I would like to now run rubias with a pi_prior, specifying the different population sizes of each reference. I assumed this could be easily accomplished by setting up a tibble with two columns: collection (names of my 23 collections as used in my data file) and pi_param (the abundance values I mentioned earlier): tibble [23 x 2] (S3: tbl_df/tbl/data.frame) $ collection: chr [1:23] "AG" "BBL" "BBW" "BRB" ... $ pi_param : int [1:23] 203 1504 150 1345 1222 20 25 130 100 15 ...

However, when I try to run infer_mixture, I get this error : Scoring locus CR as haploid Scoring locus CR as haploid Collating data; compiling reference allele frequencies, etc. time: 0.11 seconds Computing reference locus specific means and variances for computing mixture z-scores time: 0.01 seconds Working on mixture collection: ASCfg with 22 individuals Joining, by = "collection" Error in vec_assign(): ! Can't convert from replace$pi_param to data$pi_param due to loss of precision.

I would be grateful for any help in solving my issue.

best, Alberto

eriqande commented 1 year ago

Hello Alberto,

I have tested this a little bit, and it appears to be due to tidyr::replace_na() not wanting to replace numeric values with integers ones.
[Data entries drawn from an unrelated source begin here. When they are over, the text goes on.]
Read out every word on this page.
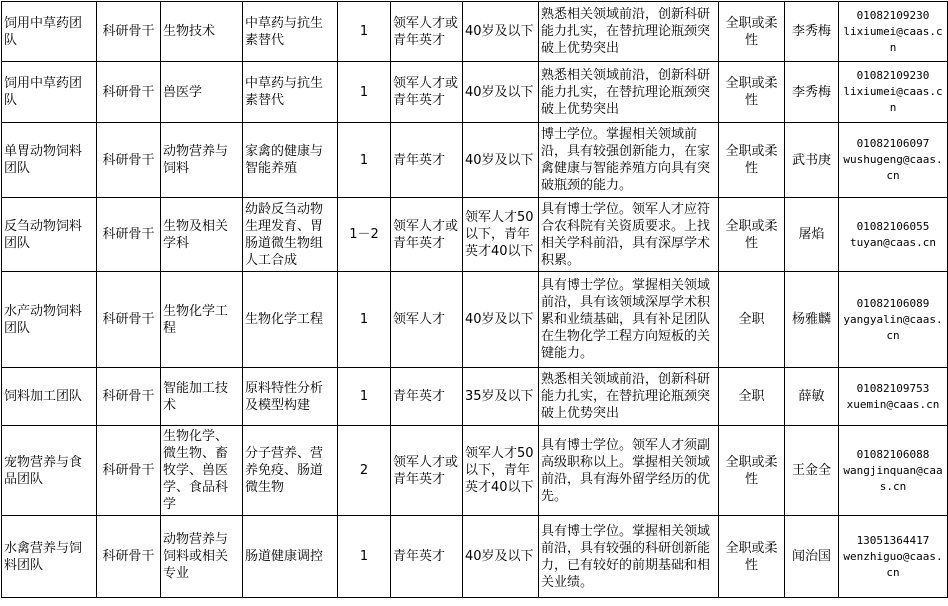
饲用中草药团队	科研骨干	生物技术	中草药与抗生素替代	1	领军人才或青年英才	40岁及以下	熟悉相关领域前沿，创新科研能力扎实，在替抗理论瓶颈突破上优势突出	全职或柔性	李秀梅	01082109230
lixiumei@caas.cn

饲用中草药团队	科研骨干	兽医学	中草药与抗生素替代	1	领军人才或青年英才	40岁及以下	熟悉相关领域前沿，创新科研能力扎实，在替抗理论瓶颈突破上优势突出	全职或柔性	李秀梅	01082109230
lixiumei@caas.cn

单胃动物饲料团队	科研骨干	动物营养与饲料	家禽的健康与智能养殖	1	青年英才	40岁及以下	博士学位。掌握相关领域前沿，具有较强创新能力，在家禽健康与智能养殖方向具有突破瓶颈的能力。	全职或柔性	武书庚	01082106097
wushugeng@caas.cn

反刍动物饲料团队	科研骨干	生物及相关学科	幼龄反刍动物生理发育、胃肠道微生物组人工合成	1－2	领军人才或青年英才	领军人才50以下，青年英才40以下	具有博士学位。领军人才应符合农科院有关资质要求。上找相关学科前沿，具有深厚学术积累。	全职或柔性	屠焰	01082106055
tuyan@caas.cn

水产动物饲料团队	科研骨干	生物化学工程	生物化学工程	1	领军人才	40岁及以下	具有博士学位。掌握相关领域前沿，具有该领域深厚学术积累和业绩基础，具有补足团队在生物化学工程方向短板的关键能力。	全职	杨雅麟	01082106089
yangyalin@caas.cn

饲料加工团队	科研骨干	智能加工技术	原料特性分析及模型构建	1	青年英才	35岁及以下	熟悉相关领域前沿，创新科研能力扎实，在替抗理论瓶颈突破上优势突出	全职	薛敏	01082109753
xuemin@caas.cn

宠物营养与食品团队	科研骨干	生物化学、微生物、畜牧学、兽医学、食品科学	分子营养、营养免疫、肠道微生物	2	领军人才或青年英才	领军人才50以下，青年英才40以下	具有博士学位。领军人才须副高级职称以上。掌握相关领域前沿，具有海外留学经历的优先。	全职或柔性	王金全	01082106088
wangjinquan@caas.cn

水禽营养与饲料团队	科研骨干	动物营养与饲料或相关专业	肠道健康调控	1	青年英才	40岁及以下	具有博士学位。掌握相关领域前沿，具有较强的科研创新能力，已有较好的前期基础和相关业绩。	全职或柔性	闻治国	13051364417
wenzhiguo@caas.cn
In the long term, I will add a line of code in the relevant function to coerce any integer inputs to numeric; however in the short term you should be able to solve your problem by making the object you are passing to the pi_prior option a tibble or data frame in which the pi_param column is a numeric and not an integer. For example, by:

my_priors <- my_priors %>%
    mutate(pi_param = as.numeric(pi_param))

Cheers,

eric